Things take a turn when Cassie falls for Ryan (Bo Burnham), a former classmate who was a friend of the rapist who ruined the lives of Cassie and her best friend. Yet we're given no plausible explanation as to why she would be won over by Ryan, given how attuned she is to the masks worn by so-called "nice guys". Ryan hands out more red flags than the organisers of a Labour Party convention, particularly when he bumps into Cassie on one of her undercover "drunken dates" with another man and behaves as though he has some sort of a claim on her (they haven't even so much as locked lips at this point).
[ READ MORE: New Release Review - A Common Crime ]
If you read the script of Promising Young Woman I imagine you might picture it as a dark thriller, which makes its concessions to middle of the road comedy so difficult to understand. The supporting cast is almost entirely made up of performers with comedy backgrounds (along with Burnham we get Alison Brie, Molly Shannon, Laverne Cox, Jennifer Coolidge, Max Greenfield, Christopehr Mintz-Plasse et al), the film has the bland look of something Katherine Heigl might have starred in a decade ago, and pop songs with on-the-nose lyrics accompany most scenes. Yet, as you might expect given its subject, Promising Young Woman rarely generates laughs. It doesn't give us much pathos either, relying heavily on Anthony Willis's score to clue us into how seriously we should be taking any given scene.

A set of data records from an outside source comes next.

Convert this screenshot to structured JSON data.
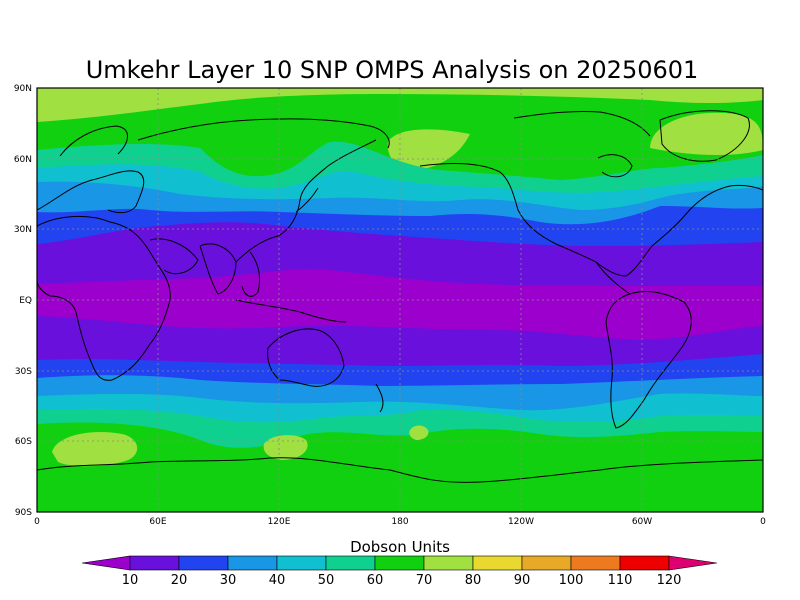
{
  "map": {
    "title": "Umkehr Layer 10 SNP OMPS Analysis on 20250601",
    "lat_labels": [
      "90N",
      "60N",
      "30N",
      "EQ",
      "30S",
      "60S",
      "90S"
    ],
    "lon_labels": [
      "0",
      "60E",
      "120E",
      "180",
      "120W",
      "60W",
      "0"
    ],
    "colorbar_title": "Dobson Units",
    "colorbar_labels": [
      "10",
      "20",
      "30",
      "40",
      "50",
      "60",
      "70",
      "80",
      "90",
      "100",
      "110",
      "120"
    ],
    "colors": {
      "below_10": "#9b00cc",
      "10-20": "#6a10dd",
      "20-30": "#2244f0",
      "30-40": "#1a96e6",
      "40-50": "#10c0d0",
      "50-60": "#10d090",
      "60-70": "#10d010",
      "70-80": "#a0e040",
      "80-90": "#e8d830",
      "90-100": "#e8a828",
      "100-110": "#ee7a20",
      "110-120": "#ee0000",
      "above_120": "#dd0070"
    }
  }
}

Mulligan is, as you might expect, excellent here, but the rest of the film never rises to her level. It's frankly a mess, largely due to its inconsistent tone. Many of its issues stem from its failure to credit the audience with an ability to foreshadow its plot. We know where things are headed with Cassie and Ryan as soon as they meet, yet the film drags out their rom-com dalliance in a fruitless attempt to pull the wool over our eyes. Its ending is designed as a punch the air moment, but it's implausible, too reliant on a set of circumstances coming together.
As an actress, Mulligan continues to fulfil her promise of becoming one of the most talented performers of her generation, but on the evidence of this ramshackle debut, I'll need more convincing regarding her director's potential for greatness.
Promising Young Woman is on Sky Cinema from April 16th.